Mark: Well, the two things that I constantly focus on are trust, which is a different way of doing business, you know, it’s a level of openness and partnership with your users and your customers, that everyone in the organization has to get to a higher level of; and transparency. Everything that happens has to be an open book, no secrets. And that’s the critical part of trust. It’s the yin and yang; they have a symbiotic relationship. There is no finish line when it comes to security, we all know that. Everyone here in this room knows that, you know, we’re holding it all together, but that it’s all a highly dynamic and rapidly changing environment, and that we have to pull it all back together again. And because there is no finish line with security, trust is ultimately the most important thing. That’s my perspective.
Enrique: And I think that makes a lot of sense. So, Marc, we’re already collaborating on solutions together to help secure the cloud and secure a lot of services, so I look forward to continuing to work with you.
Mark: Thanks for having me at the Keynote. Enjoy the conference.

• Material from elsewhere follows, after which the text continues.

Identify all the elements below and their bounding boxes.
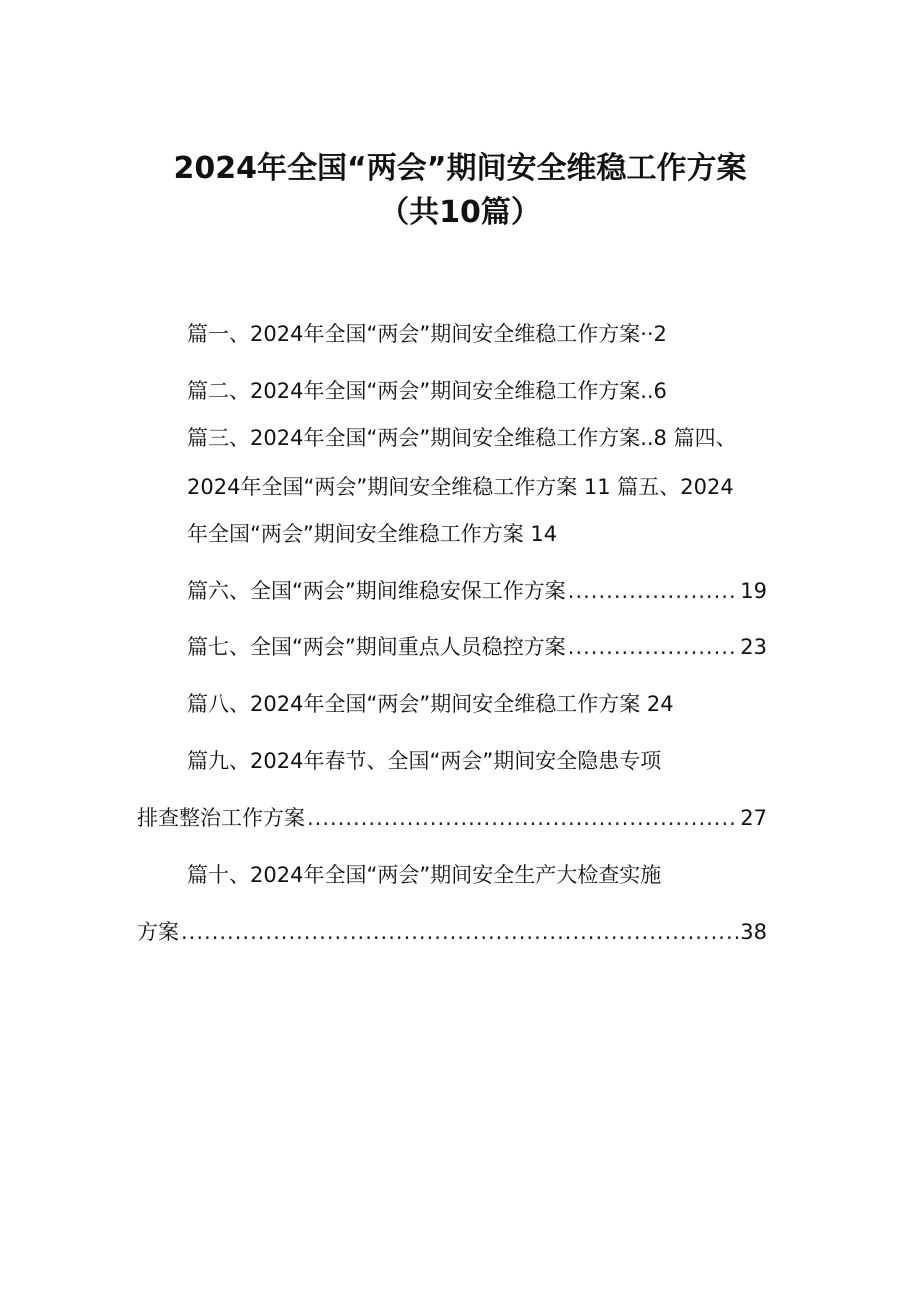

Enrique: So, as we just talked, this new generation of workers, the digital natives, are dramatically changing how we work. So make no mistake about it. They are the sledgehammer of change. And together with the digital immigrants, you and me, we have to look at how we work inside this fundamentally different workplace. This new world cannot be a choice between social versus secure; it has to be both. It has to be wired for social and wired for security. We’ll protect this new enterprise; we’ll provide a pervasive security model, one that protects identities, information and interactions. And we’ll provide advanced persistent protection across devices and across the cloud – because the future is clear; because the future is already here, and because the only way we will secure that future is to embrace it, to enable it, to protect it and to extend it. Thank you very much.